Die Hansestadt Osterburg hat nun endgültige Planungssicherheit: Denn gleich für mehrere Vorhaben gibt es finanzielle Unterstützung.

Osterburg l Die (Bau-)Aussichten für das kommende Jahr sind recht günstig. Die Einheitsgemeinde will bekanntlich mit dem in der Innenstadt gelegenen August-Hilliges-Platz das zentrale Areal aufwerten. Und auch kommunale Gebäude werden in den Fokus gerückt und dürfen sich zumindest auf eine Teilsanierungskur freuen.

Letzteres trifft auf zwei nebeneinander liegende Häuser zu, die sich in der Burgstraße befinden.

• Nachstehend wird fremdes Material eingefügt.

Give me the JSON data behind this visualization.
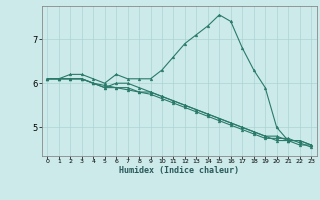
{
  "xlabel": "Humidex (Indice chaleur)",
  "ylabel": "",
  "background_color": "#cceaea",
  "grid_color": "#aad4d4",
  "line_color": "#2a7a6a",
  "xlim": [
    -0.5,
    23.5
  ],
  "ylim": [
    4.35,
    7.75
  ],
  "yticks": [
    5,
    6,
    7
  ],
  "xticks": [
    0,
    1,
    2,
    3,
    4,
    5,
    6,
    7,
    8,
    9,
    10,
    11,
    12,
    13,
    14,
    15,
    16,
    17,
    18,
    19,
    20,
    21,
    22,
    23
  ],
  "series": [
    [
      6.1,
      6.1,
      6.2,
      6.2,
      6.1,
      6.0,
      6.2,
      6.1,
      6.1,
      6.1,
      6.3,
      6.6,
      6.9,
      7.1,
      7.3,
      7.55,
      7.4,
      6.8,
      6.3,
      5.9,
      5.0,
      4.7,
      4.7,
      4.6
    ],
    [
      6.1,
      6.1,
      6.1,
      6.1,
      6.0,
      5.9,
      6.0,
      6.0,
      5.9,
      5.8,
      5.7,
      5.6,
      5.5,
      5.4,
      5.3,
      5.2,
      5.1,
      5.0,
      4.9,
      4.8,
      4.8,
      4.7,
      4.6,
      4.6
    ],
    [
      6.1,
      6.1,
      6.1,
      6.1,
      6.0,
      5.9,
      5.9,
      5.9,
      5.8,
      5.8,
      5.7,
      5.6,
      5.5,
      5.4,
      5.3,
      5.2,
      5.1,
      5.0,
      4.9,
      4.8,
      4.7,
      4.7,
      4.7,
      4.6
    ],
    [
      6.1,
      6.1,
      6.1,
      6.1,
      6.0,
      5.95,
      5.9,
      5.85,
      5.8,
      5.75,
      5.65,
      5.55,
      5.45,
      5.35,
      5.25,
      5.15,
      5.05,
      4.95,
      4.85,
      4.75,
      4.75,
      4.75,
      4.65,
      4.55
    ]
  ]
}
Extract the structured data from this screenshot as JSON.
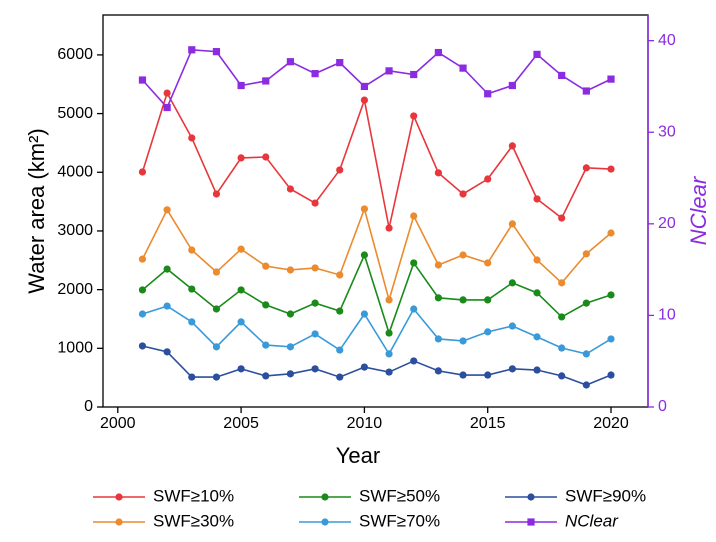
{
  "chart_data": {
    "type": "line",
    "x": [
      2001,
      2002,
      2003,
      2004,
      2005,
      2006,
      2007,
      2008,
      2009,
      2010,
      2011,
      2012,
      2013,
      2014,
      2015,
      2016,
      2017,
      2018,
      2019,
      2020
    ],
    "xlabel": "Year",
    "ylabel": "Water area (km²)",
    "y2label": "NClear",
    "xlim": [
      1999.4,
      2021.5
    ],
    "xticks": [
      2000,
      2005,
      2010,
      2015,
      2020
    ],
    "ylim": [
      0,
      6680
    ],
    "yticks": [
      0,
      1000,
      2000,
      3000,
      4000,
      5000,
      6000
    ],
    "y2lim": [
      0,
      42.8
    ],
    "y2ticks": [
      0,
      10,
      20,
      30,
      40
    ],
    "y2color": "#8b2be2",
    "series": [
      {
        "name": "SWF≥10%",
        "color": "#e8373c",
        "marker": "circle",
        "values": [
          4005,
          5350,
          4585,
          3630,
          4245,
          4260,
          3715,
          3475,
          4040,
          5230,
          3050,
          4960,
          3990,
          3630,
          3885,
          4450,
          3545,
          3220,
          4075,
          4055
        ]
      },
      {
        "name": "SWF≥30%",
        "color": "#ec8a2e",
        "marker": "circle",
        "values": [
          2520,
          3360,
          2675,
          2300,
          2690,
          2400,
          2335,
          2370,
          2250,
          3375,
          1825,
          3255,
          2420,
          2590,
          2455,
          3120,
          2505,
          2115,
          2610,
          2965
        ]
      },
      {
        "name": "SWF≥50%",
        "color": "#1a8a1a",
        "marker": "circle",
        "values": [
          1995,
          2350,
          2010,
          1670,
          1995,
          1740,
          1585,
          1770,
          1635,
          2590,
          1260,
          2455,
          1860,
          1825,
          1825,
          2115,
          1945,
          1535,
          1770,
          1910
        ]
      },
      {
        "name": "SWF≥70%",
        "color": "#3a9ad9",
        "marker": "circle",
        "values": [
          1585,
          1720,
          1450,
          1025,
          1450,
          1055,
          1025,
          1245,
          970,
          1585,
          905,
          1670,
          1160,
          1125,
          1280,
          1380,
          1195,
          1005,
          905,
          1160
        ]
      },
      {
        "name": "SWF≥90%",
        "color": "#2b4f9e",
        "marker": "circle",
        "values": [
          1040,
          940,
          510,
          510,
          650,
          530,
          565,
          650,
          510,
          680,
          595,
          785,
          615,
          545,
          545,
          650,
          630,
          530,
          375,
          545
        ]
      },
      {
        "name": "NClear",
        "color": "#8b2be2",
        "marker": "square",
        "axis": "y2",
        "values": [
          35.7,
          32.7,
          39.0,
          38.8,
          35.1,
          35.6,
          37.7,
          36.4,
          37.6,
          35.0,
          36.7,
          36.3,
          38.7,
          37.0,
          34.2,
          35.1,
          38.5,
          36.2,
          34.5,
          35.8
        ]
      }
    ]
  }
}
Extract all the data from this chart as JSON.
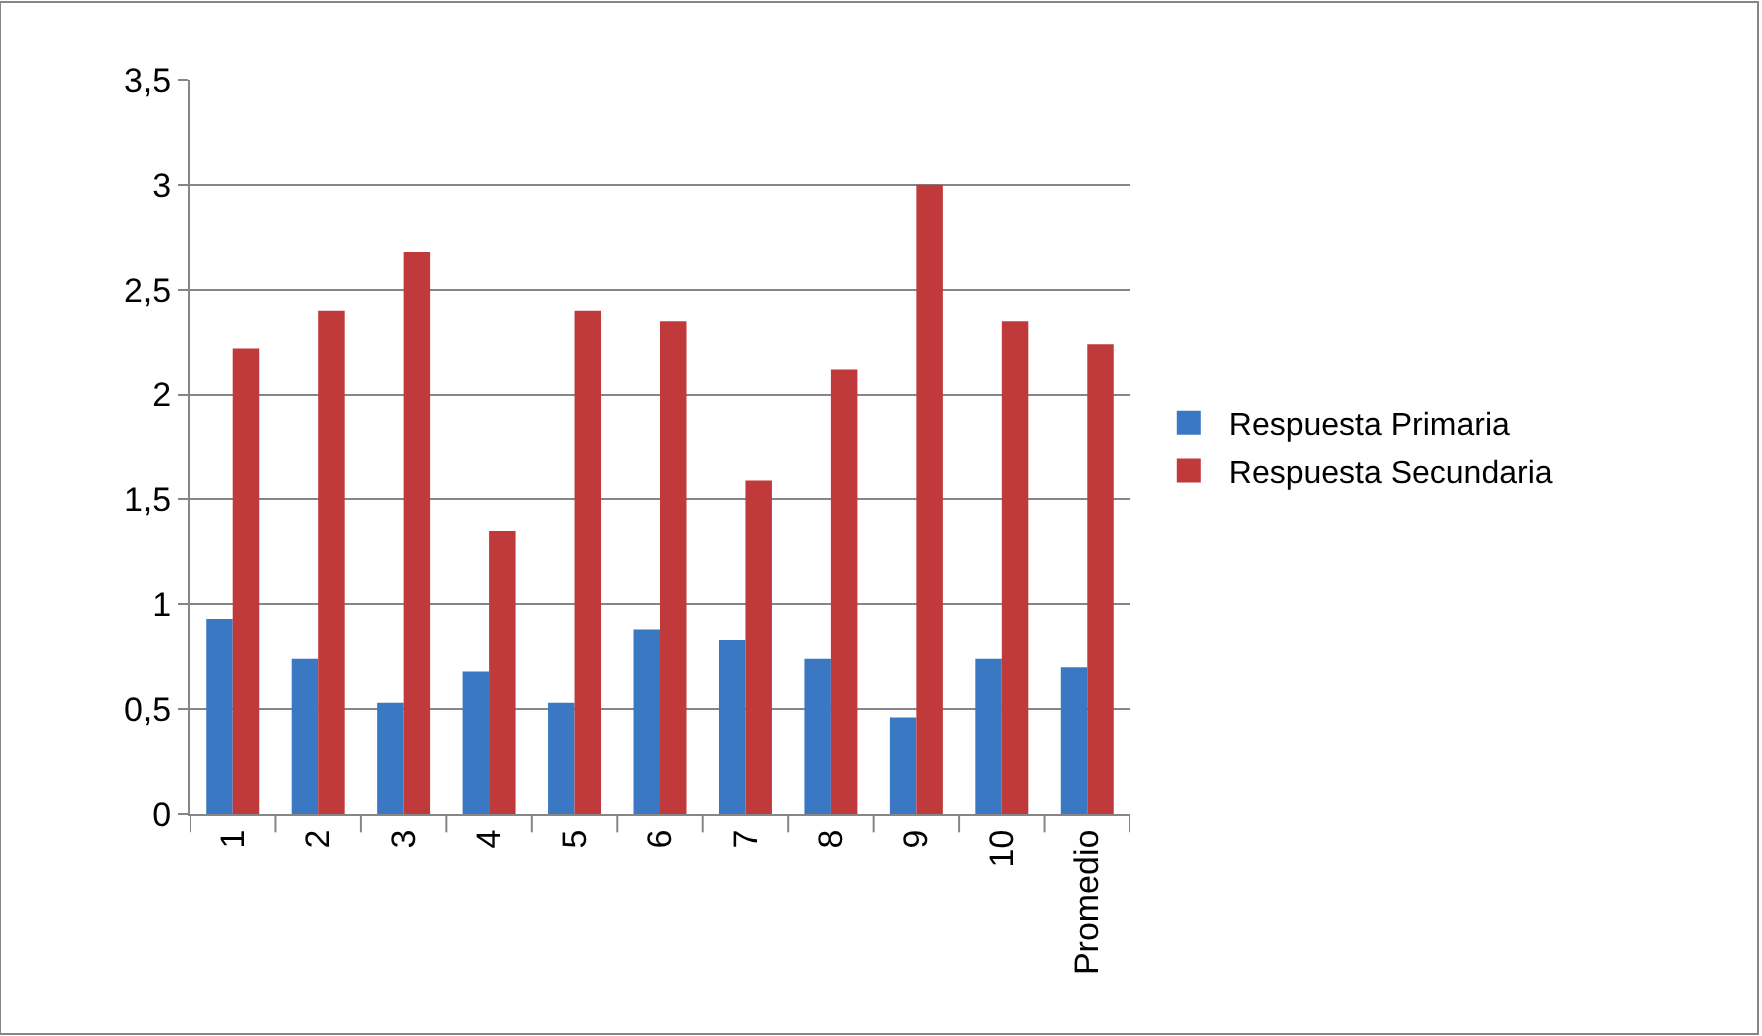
{
  "chart_data": {
    "type": "bar",
    "categories": [
      "1",
      "2",
      "3",
      "4",
      "5",
      "6",
      "7",
      "8",
      "9",
      "10",
      "Promedio"
    ],
    "series": [
      {
        "name": "Respuesta Primaria",
        "color": "#3b78c3",
        "values": [
          0.93,
          0.74,
          0.53,
          0.68,
          0.53,
          0.88,
          0.83,
          0.74,
          0.46,
          0.74,
          0.7
        ]
      },
      {
        "name": "Respuesta Secundaria",
        "color": "#c0393b",
        "values": [
          2.22,
          2.4,
          2.68,
          1.35,
          2.4,
          2.35,
          1.59,
          2.12,
          3.0,
          2.35,
          2.24
        ]
      }
    ],
    "ylim": [
      0,
      3.5
    ],
    "yticks": [
      {
        "value": 0,
        "label": "0"
      },
      {
        "value": 0.5,
        "label": "0,5"
      },
      {
        "value": 1,
        "label": "1"
      },
      {
        "value": 1.5,
        "label": "1,5"
      },
      {
        "value": 2,
        "label": "2"
      },
      {
        "value": 2.5,
        "label": "2,5"
      },
      {
        "value": 3,
        "label": "3"
      },
      {
        "value": 3.5,
        "label": "3,5"
      }
    ],
    "grid": "y",
    "legend": "right"
  }
}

Und aufgrund ihres direkt angrenzenden Standortes zum historischen Rathaus bereits als künftige Amtsstuben auserkoren sind.

Hohe Energiekosten

Ziel von Einheitsgemeinde-Bürgermeister Nico Schulz ist es, die Verwaltung an einem Ort zu konzentrieren. Und da die in Nachbarschaft liegenden Objekte sich in kommunaler Hand befinden und auch keine Mieter vor die Tür gesetzt werden, bietet sich eine Erweiterung am Rathaus an. Mit einer neuen Verwaltungsstruktur würde zudem das große Gebäude in der Ernst-Thälmann-Straße seine Aufgabe verlieren.

Die Einheitsgemeinde unterhält für ihre 33 Verwaltungsmitarbeiter zwei Häuser. Was sich auch auf die Kosten auswirkt: Allein die Bewirtschaftungskosten für den Sitz in der Ernst-Thälmann-Straße betragen rund 60000 Euro pro Jahr. Der größte Anteil daran sind Energiekosten; sicherlich auch der schlechten Wärmedämmung geschuldet. Eine Sanierung der ehemaligen SED-Kreisleitung würde eine siebenstellige Summe nach sich ziehen. Schon immer war es ein Anliegen des Einheitsgemeinde-Bürgermeisters, die komplette Verwaltung im Rathaus unterzubringen, was mit den Nachbar-Objekten möglich sei. Und mit der Fördersumme immer wahrscheinlicher wird.

Insel für den Hilliges-Platz

Denn für das Bauprojekt in der Burgstraße gibt es ähnlich wie bei der realisierten Sicherstellung des Lies-Hauses in der nördlichen Breiten Straße eine 100-prozentige Förderung. Ziel von Nico Schulz ist es, mit den Arbeiten im kommenden Jahr zu beginnen. Dann könnten sich beide Fachwerk-Häuser, die sich nicht mehr im besten Zustand befinden, mit einer neuen Außenhülle inklusive Dächern und Fenstern schmücken. Der Innenausbau sollte nach den Plänen der Stadt mit der Städtebausanierung - für diesen Bereich sind ein Drittel der Gesamtkosten zu tragen - erfolgen.

Der kürzlich in die Verwaltung geflatterte Fördermittelbescheid beinhaltete auch die Unterstützung des Hilliges-Platzes vor der Stadtpassage. Eine als Dreieck angelegte rund 200 Quadratmeter große grüne Insel, ein als Laufband diagonal über das Areal geführter Fußweg, beidseits Bepflanzungen und natürlich eine Freifläche sollen künftig das Bild des Platzes bestimmen.